Die Met Gala, das glamouröse Mode-Event des Jahres, kehrt heute Abend in den New Yorker Metropolitan Museum of Art zurück. Doch während sich Prominente in Couture präsentieren, steht diesmal nicht die Mode im Fokus, sondern die umstrittenen Hauptsponsoren: Jeff Bezos und seine Partnerin Lauren Sánchez.

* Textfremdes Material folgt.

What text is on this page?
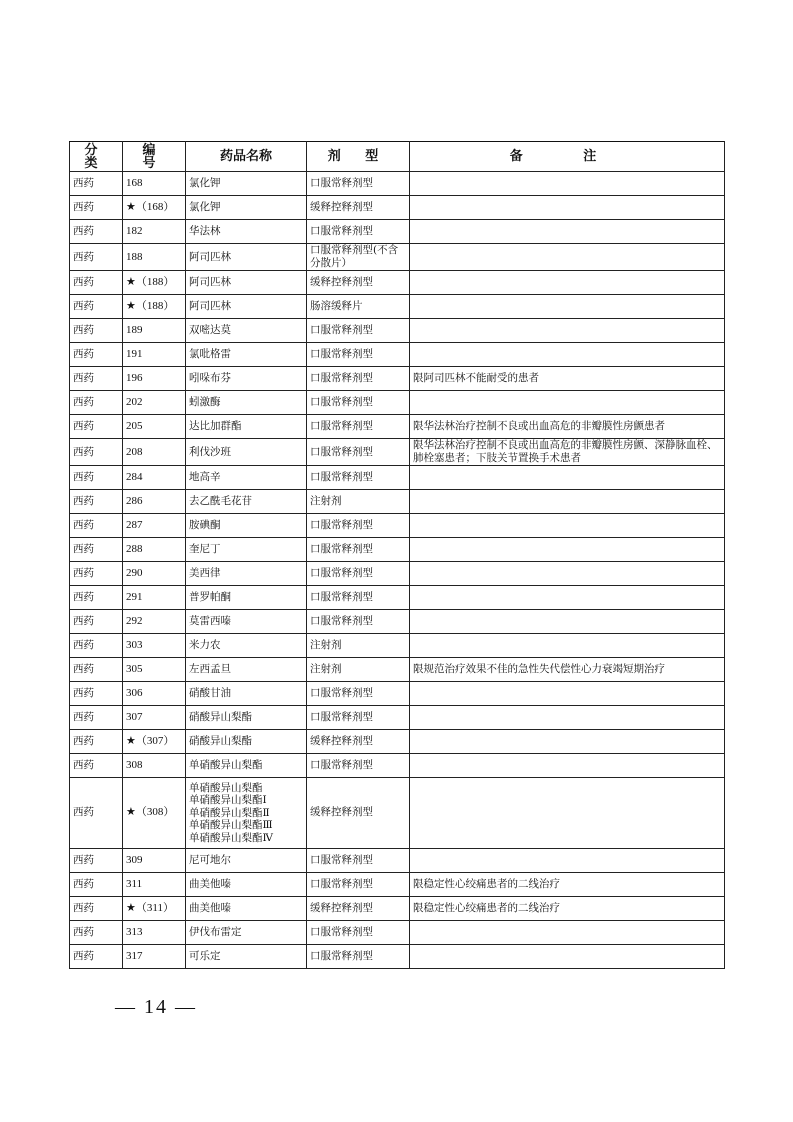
分 类	编 号	药品名称	剂 型	备 注
西药	168	氯化钾	口服常释剂型	
西药	★（168）	氯化钾	缓释控释剂型	
西药	182	华法林	口服常释剂型	
西药	188	阿司匹林	口服常释剂型(不含分散片）	
西药	★（188）	阿司匹林	缓释控释剂型	
西药	★（188）	阿司匹林	肠溶缓释片	
西药	189	双嘧达莫	口服常释剂型	
西药	191	氯吡格雷	口服常释剂型	
西药	196	吲哚布芬	口服常释剂型	限阿司匹林不能耐受的患者
西药	202	蚓激酶	口服常释剂型	
西药	205	达比加群酯	口服常释剂型	限华法林治疗控制不良或出血高危的非瓣膜性房颤患者
西药	208	利伐沙班	口服常释剂型	限华法林治疗控制不良或出血高危的非瓣膜性房颤、深静脉血栓、肺栓塞患者；下肢关节置换手术患者
西药	284	地高辛	口服常释剂型	
西药	286	去乙酰毛花苷	注射剂	
西药	287	胺碘酮	口服常释剂型	
西药	288	奎尼丁	口服常释剂型	
西药	290	美西律	口服常释剂型	
西药	291	普罗帕酮	口服常释剂型	
西药	292	莫雷西嗪	口服常释剂型	
西药	303	米力农	注射剂	
西药	305	左西孟旦	注射剂	限规范治疗效果不佳的急性失代偿性心力衰竭短期治疗
西药	306	硝酸甘油	口服常释剂型	
西药	307	硝酸异山梨酯	口服常释剂型	
西药	★（307）	硝酸异山梨酯	缓释控释剂型	
西药	308	单硝酸异山梨酯	口服常释剂型	
西药	★（308）	单硝酸异山梨酯
单硝酸异山梨酯Ⅰ
单硝酸异山梨酯Ⅱ
单硝酸异山梨酯Ⅲ
单硝酸异山梨酯Ⅳ	缓释控释剂型	
西药	309	尼可地尔	口服常释剂型	
西药	311	曲美他嗪	口服常释剂型	限稳定性心绞痛患者的二线治疗
西药	★（311）	曲美他嗪	缓释控释剂型	限稳定性心绞痛患者的二线治疗
西药	313	伊伐布雷定	口服常释剂型	
西药	317	可乐定	口服常释剂型	
— 14 —
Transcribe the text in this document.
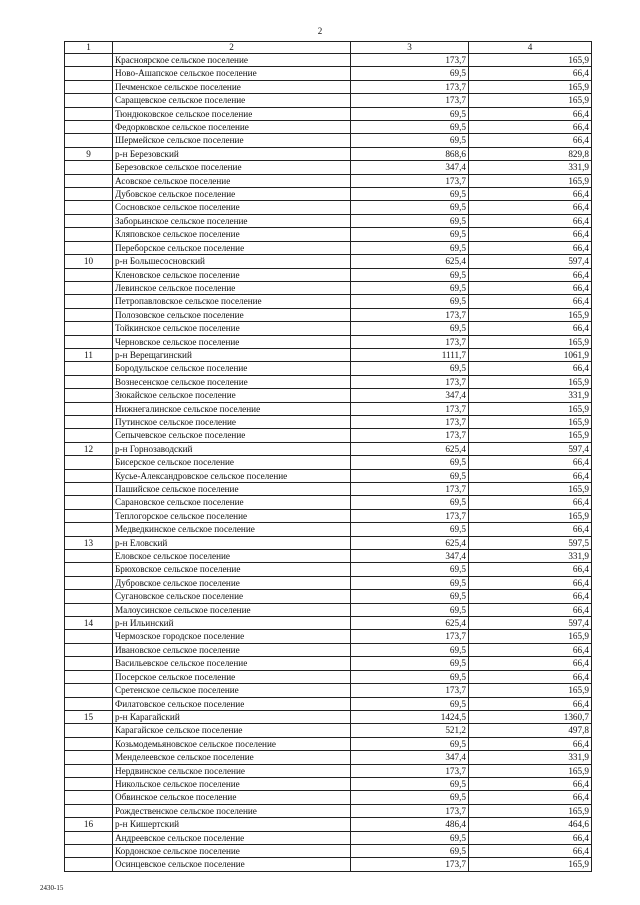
2
1	2	3	4
	Красноярское сельское поселение	173,7	165,9
	Ново-Ашапское сельское поселение	69,5	66,4
	Печменское сельское поселение	173,7	165,9
	Саращевское сельское поселение	173,7	165,9
	Тюндюковское сельское поселение	69,5	66,4
	Федорковское сельское поселение	69,5	66,4
	Шермейское сельское поселение	69,5	66,4
9	р-н Березовский	868,6	829,8
	Березовское сельское поселение	347,4	331,9
	Асовское сельское поселение	173,7	165,9
	Дубовское сельское поселение	69,5	66,4
	Сосновское сельское поселение	69,5	66,4
	Заборьинское сельское поселение	69,5	66,4
	Кляповское сельское поселение	69,5	66,4
	Переборское сельское поселение	69,5	66,4
10	р-н Большесосновский	625,4	597,4
	Кленовское сельское поселение	69,5	66,4
	Левинское сельское поселение	69,5	66,4
	Петропавловское сельское поселение	69,5	66,4
	Полозовское сельское поселение	173,7	165,9
	Тойкинское сельское поселение	69,5	66,4
	Черновское сельское поселение	173,7	165,9
11	р-н Верещагинский	1111,7	1061,9
	Бородульское сельское поселение	69,5	66,4
	Вознесенское сельское поселение	173,7	165,9
	Зюкайское сельское поселение	347,4	331,9
	Нижнегалинское сельское поселение	173,7	165,9
	Путинское сельское поселение	173,7	165,9
	Сепычевское сельское поселение	173,7	165,9
12	р-н Горнозаводский	625,4	597,4
	Бисерское сельское поселение	69,5	66,4
	Кусье-Александровское сельское поселение	69,5	66,4
	Пашийское сельское поселение	173,7	165,9
	Сарановское сельское поселение	69,5	66,4
	Теплогорское сельское поселение	173,7	165,9
	Медведкинское сельское поселение	69,5	66,4
13	р-н Еловский	625,4	597,5
	Еловское сельское поселение	347,4	331,9
	Брюховское сельское поселение	69,5	66,4
	Дубровское сельское поселение	69,5	66,4
	Сугановское сельское поселение	69,5	66,4
	Малоусинское сельское поселение	69,5	66,4
14	р-н Ильинский	625,4	597,4
	Чермозское городское поселение	173,7	165,9
	Ивановское сельское поселение	69,5	66,4
	Васильевское сельское поселение	69,5	66,4
	Посерское сельское поселение	69,5	66,4
	Сретенское сельское поселение	173,7	165,9
	Филатовское сельское поселение	69,5	66,4
15	р-н Карагайский	1424,5	1360,7
	Карагайское сельское поселение	521,2	497,8
	Козьмодемьяновское сельское поселение	69,5	66,4
	Менделеевское сельское поселение	347,4	331,9
	Нердвинское сельское поселение	173,7	165,9
	Никольское сельское поселение	69,5	66,4
	Обвинское сельское поселение	69,5	66,4
	Рождественское сельское поселение	173,7	165,9
16	р-н Кишертский	486,4	464,6
	Андреевское сельское поселение	69,5	66,4
	Кордонское сельское поселение	69,5	66,4
	Осинцевское сельское поселение	173,7	165,9
2430-15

Das Event, das jährlich am ersten Montag im Mai stattfindet, ist eine exklusive Benefizveranstaltung zugunsten des Costume Institute des Museums. Organisiert von Anna Wintour, lockt es mit Tickets im Wert von bis zu 100.000 US-Dollar die Elite der Gesellschaft an. Doch in diesem Jahr sorgt nicht der rote Teppich für Diskussionen, sondern die Verbindung zu Bezos und Sánchez.

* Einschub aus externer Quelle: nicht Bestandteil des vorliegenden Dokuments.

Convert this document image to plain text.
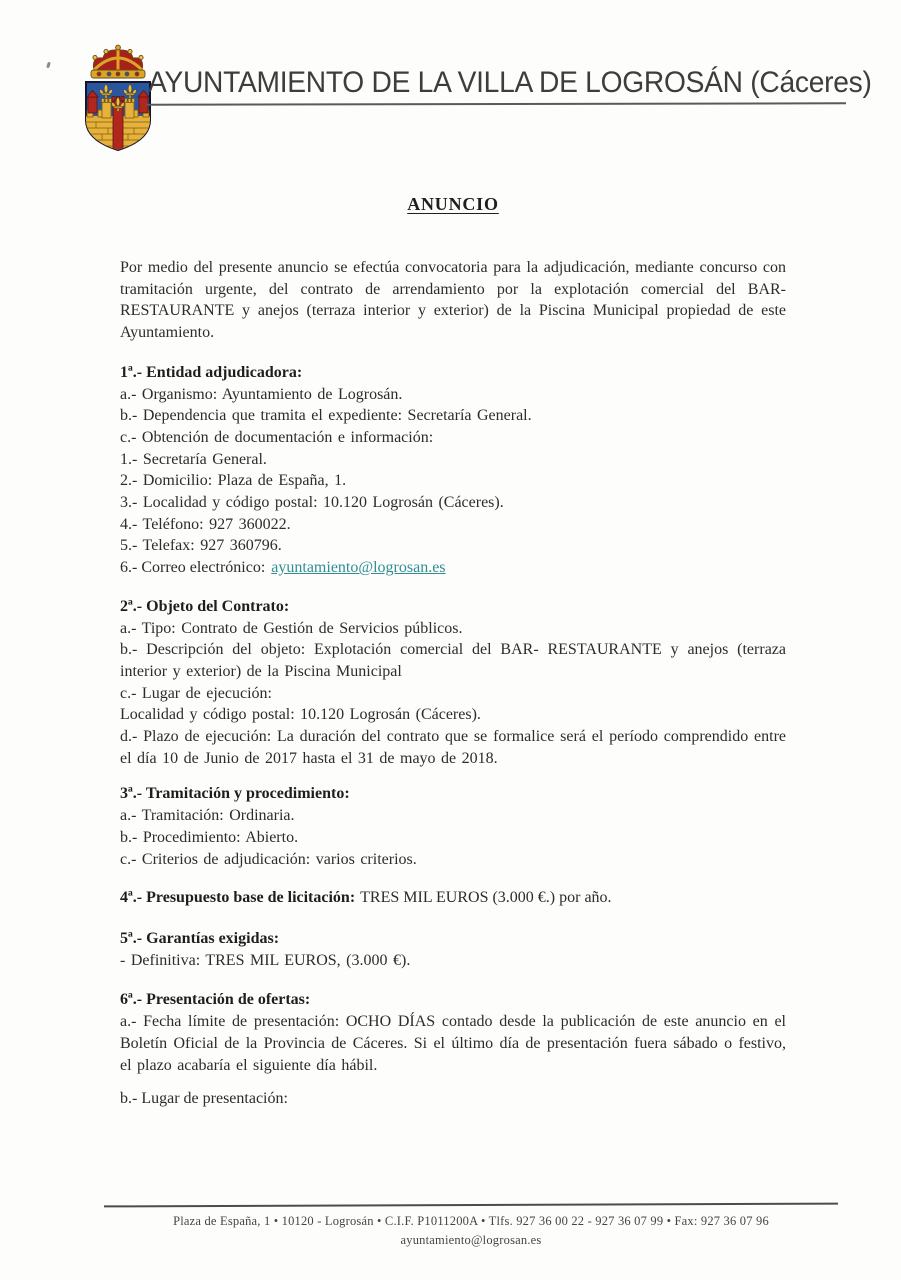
AYUNTAMIENTO DE LA VILLA DE LOGROSÁN (Cáceres)
ANUNCIO

Por medio del presente anuncio se efectúa convocatoria para la adjudicación, mediante concurso con tramitación urgente, del contrato de arrendamiento por la explotación comercial del BAR- RESTAURANTE y anejos (terraza interior y exterior) de la Piscina Municipal propiedad de este Ayuntamiento.

1ª.- Entidad adjudicadora:

a.- Organismo: Ayuntamiento de Logrosán.

b.- Dependencia que tramita el expediente: Secretaría General.

c.- Obtención de documentación e información:

1.- Secretaría General.

2.- Domicilio: Plaza de España, 1.

3.- Localidad y código postal: 10.120 Logrosán (Cáceres).

4.- Teléfono: 927 360022.

5.- Telefax: 927 360796.

6.- Correo electrónico: ayuntamiento@logrosan.es

2ª.- Objeto del Contrato:

a.- Tipo: Contrato de Gestión de Servicios públicos.

b.- Descripción del objeto: Explotación comercial del BAR- RESTAURANTE y anejos (terraza interior y exterior) de la Piscina Municipal

c.- Lugar de ejecución:

Localidad y código postal: 10.120 Logrosán (Cáceres).

d.- Plazo de ejecución: La duración del contrato que se formalice será el período comprendido entre el día 10 de Junio de 2017 hasta el 31 de mayo de 2018.

3ª.- Tramitación y procedimiento:

a.- Tramitación: Ordinaria.

b.- Procedimiento: Abierto.

c.- Criterios de adjudicación: varios criterios.

4ª.- Presupuesto base de licitación: TRES MIL EUROS (3.000 €.) por año.

5ª.- Garantías exigidas:

- Definitiva: TRES MIL EUROS, (3.000 €).

6ª.- Presentación de ofertas:

a.- Fecha límite de presentación: OCHO DÍAS contado desde la publicación de este anuncio en el Boletín Oficial de la Provincia de Cáceres. Si el último día de presentación fuera sábado o festivo, el plazo acabaría el siguiente día hábil.

b.- Lugar de presentación:

Plaza de España, 1 • 10120 - Logrosán • C.I.F. P1011200A • Tlfs. 927 36 00 22 - 927 36 07 99 • Fax: 927 36 07 96
ayuntamiento@logrosan.es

Kreative Proteste gegen die Sponsoren
Bereits im Vorfeld des Events haben Aktivisten der britischen Gruppe Everyone Hates Elon mit provokanten Aktionen auf die Verbindung zwischen Amazon, Bezos und der Met Gala aufmerksam gemacht. In ganz New York wurden Werbeflächen umgestaltet, darunter ein Bushaltestellen-Plakat mit dem Spruch: „Die Bezos Met Gala lädt ein: Feiert wie 1939.“ Darunter ein Foto von Bezos mit Champagnerglas – eine Anspielung auf Leonardo DiCaprios Rolle in „Der große Gatsby“ – und der ironischen Dresscode-Empfehlung: „willentliche Ignoranz“.
Ein weiteres Plakat in der U-Bahn zeigt den Met Gala-Schriftzug in den Farben des Museums mit dem Text: „Jeff Bezos präsentiert stolz die Met x enabling ICE“ – ein Verweis auf die Zusammenarbeit zwischen Amazon Web Services (AWS) und der US-Einwanderungsbehörde ICE. Vor dem Museum selbst installierten die Aktivisten ein Schild mit der Aufschrift „Met Gala VIP Toilette – zu Ehren von Jeff Bezos“ und einem Korb mit leeren Plastikflaschen – eine Anspielung auf eine Sammelklage ehemaliger Amazon-Lieferfahrer, die behaupteten, sie seien gezwungen gewesen, in Flaschen zu urinieren.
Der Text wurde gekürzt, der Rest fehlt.